Thylacinus cynocephalus, that’s the full name of the specimen we’re talking about, it was officially declared extinct in 1982, but four decades later things can change in a surprising way. In fact, a team of researchers is working hard to recreate the tiger’s genetic heritage in the lab and bring it back to life.
The project is great to say the least. As it happens in Mexico, where everything is done to “revive” a fish that disappeared forever almost twenty years ago, in this case, the ambitious search champion is Australia.University of Melbourne Received an important donation to give the extinct animal a second chance; But how can this thing be achieved? The university received a huge amount of 5 million dollars, which indicates the fact that it is an expensive and complex business. The DNA sequencing It will be essential.
Relatives of the Tasmanian tiger
The genome of the Tasmanian tiger is considered to be of very high quality among all the extinct species in the world. There is already a DNA sequence related to this extinct animal’s closest “relative” that would serve as basic genome. Moreover, thanks to accurate bioinformatics and computational work, it will be possible to identify different genomes and to interfere with existing differences. The species that will be considered with the most interest for the project related to Tasmanian Tiger It is the fat-tailed marsupial mouse, and will also aim to protect other “vulnerable” Australian marsupials, such as koalas that unfortunately may be gone.
extinctions in australia
In Australia, the numbers regarding animal risks are staggering. In fact, in the past 200 years, they had literally disappeared 40 mammalsBut it is not the only country suffering from these problems. Around the world there are one extinct animal after another, partially offset by the discoveries of new species, as happened in particular on the ocean floor.
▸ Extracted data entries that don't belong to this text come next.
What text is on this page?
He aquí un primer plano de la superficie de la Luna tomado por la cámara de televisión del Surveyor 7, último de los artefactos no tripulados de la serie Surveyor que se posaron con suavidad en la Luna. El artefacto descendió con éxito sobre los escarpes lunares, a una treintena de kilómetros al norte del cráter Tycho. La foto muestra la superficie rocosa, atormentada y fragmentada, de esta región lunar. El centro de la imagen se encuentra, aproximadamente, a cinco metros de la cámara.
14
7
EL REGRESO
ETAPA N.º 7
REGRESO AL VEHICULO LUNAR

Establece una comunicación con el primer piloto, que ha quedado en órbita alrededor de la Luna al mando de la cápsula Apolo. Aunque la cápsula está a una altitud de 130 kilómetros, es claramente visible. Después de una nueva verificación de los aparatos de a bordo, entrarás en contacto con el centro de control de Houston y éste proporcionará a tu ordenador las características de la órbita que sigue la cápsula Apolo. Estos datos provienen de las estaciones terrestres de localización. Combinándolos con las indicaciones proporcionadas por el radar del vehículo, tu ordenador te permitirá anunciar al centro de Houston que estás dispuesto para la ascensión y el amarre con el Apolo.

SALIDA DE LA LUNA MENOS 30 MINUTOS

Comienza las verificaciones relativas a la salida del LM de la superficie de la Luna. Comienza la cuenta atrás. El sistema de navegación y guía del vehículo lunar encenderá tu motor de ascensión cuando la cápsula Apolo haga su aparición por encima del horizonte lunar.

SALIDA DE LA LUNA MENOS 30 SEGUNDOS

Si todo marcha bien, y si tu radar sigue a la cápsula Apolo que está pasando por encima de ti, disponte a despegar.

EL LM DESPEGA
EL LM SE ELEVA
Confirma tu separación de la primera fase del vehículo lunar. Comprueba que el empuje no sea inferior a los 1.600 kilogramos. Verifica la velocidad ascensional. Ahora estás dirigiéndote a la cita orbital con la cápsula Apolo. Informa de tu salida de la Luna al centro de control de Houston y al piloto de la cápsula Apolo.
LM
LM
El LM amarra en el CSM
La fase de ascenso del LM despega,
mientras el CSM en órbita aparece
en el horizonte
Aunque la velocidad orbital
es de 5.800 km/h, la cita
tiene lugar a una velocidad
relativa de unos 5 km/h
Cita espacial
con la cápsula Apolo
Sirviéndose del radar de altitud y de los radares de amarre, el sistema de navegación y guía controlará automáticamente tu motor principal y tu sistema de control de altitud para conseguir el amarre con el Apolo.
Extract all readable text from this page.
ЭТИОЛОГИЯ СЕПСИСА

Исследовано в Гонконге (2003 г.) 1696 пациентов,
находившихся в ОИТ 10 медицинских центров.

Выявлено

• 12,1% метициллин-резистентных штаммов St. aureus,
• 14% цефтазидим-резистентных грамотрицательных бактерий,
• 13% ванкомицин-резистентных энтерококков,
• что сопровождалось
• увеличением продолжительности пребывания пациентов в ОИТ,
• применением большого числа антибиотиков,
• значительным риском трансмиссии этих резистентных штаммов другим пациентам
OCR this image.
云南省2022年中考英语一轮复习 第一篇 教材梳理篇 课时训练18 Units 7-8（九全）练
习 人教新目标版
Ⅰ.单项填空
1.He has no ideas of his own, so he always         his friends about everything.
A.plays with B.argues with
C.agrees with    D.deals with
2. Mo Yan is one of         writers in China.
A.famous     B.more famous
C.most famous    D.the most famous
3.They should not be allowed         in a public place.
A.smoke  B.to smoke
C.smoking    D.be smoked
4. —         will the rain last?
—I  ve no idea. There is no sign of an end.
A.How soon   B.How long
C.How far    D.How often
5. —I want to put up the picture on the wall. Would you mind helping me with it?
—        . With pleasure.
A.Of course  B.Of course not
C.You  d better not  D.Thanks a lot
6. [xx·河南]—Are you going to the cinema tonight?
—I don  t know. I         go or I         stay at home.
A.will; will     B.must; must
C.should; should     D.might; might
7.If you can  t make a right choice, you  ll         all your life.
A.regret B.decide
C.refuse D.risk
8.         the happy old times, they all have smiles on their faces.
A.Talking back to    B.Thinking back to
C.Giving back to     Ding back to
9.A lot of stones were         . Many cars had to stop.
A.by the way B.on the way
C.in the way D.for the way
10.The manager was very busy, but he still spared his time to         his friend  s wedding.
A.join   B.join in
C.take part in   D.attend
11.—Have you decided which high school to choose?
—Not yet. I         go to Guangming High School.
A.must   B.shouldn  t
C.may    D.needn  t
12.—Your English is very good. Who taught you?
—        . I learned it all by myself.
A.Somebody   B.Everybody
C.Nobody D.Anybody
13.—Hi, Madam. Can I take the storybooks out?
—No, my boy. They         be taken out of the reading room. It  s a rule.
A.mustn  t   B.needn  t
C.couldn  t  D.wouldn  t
As for the Tasmanian tiger, the specimen was described for the first time In 1808: It was located in Australia itself, but also in Tasmania (hence the name) and in New Guinea. As long as he was alive, he even kept important records.
It was in fact the last living species of its family, Thylacinidae, as well as the largest carnivorous marsupial and even the largest predator in Oceania, even if primacy in the latter case returned to 3500 years ago. It was very similar to dogs and its survival has always been associated with damage to cattle ranches. That is why it was constantly hunted in Tasmania, where hunting activity contributed to its extinction. A new era is about to open for the genre, among other things Australia has declared its protection In 1936.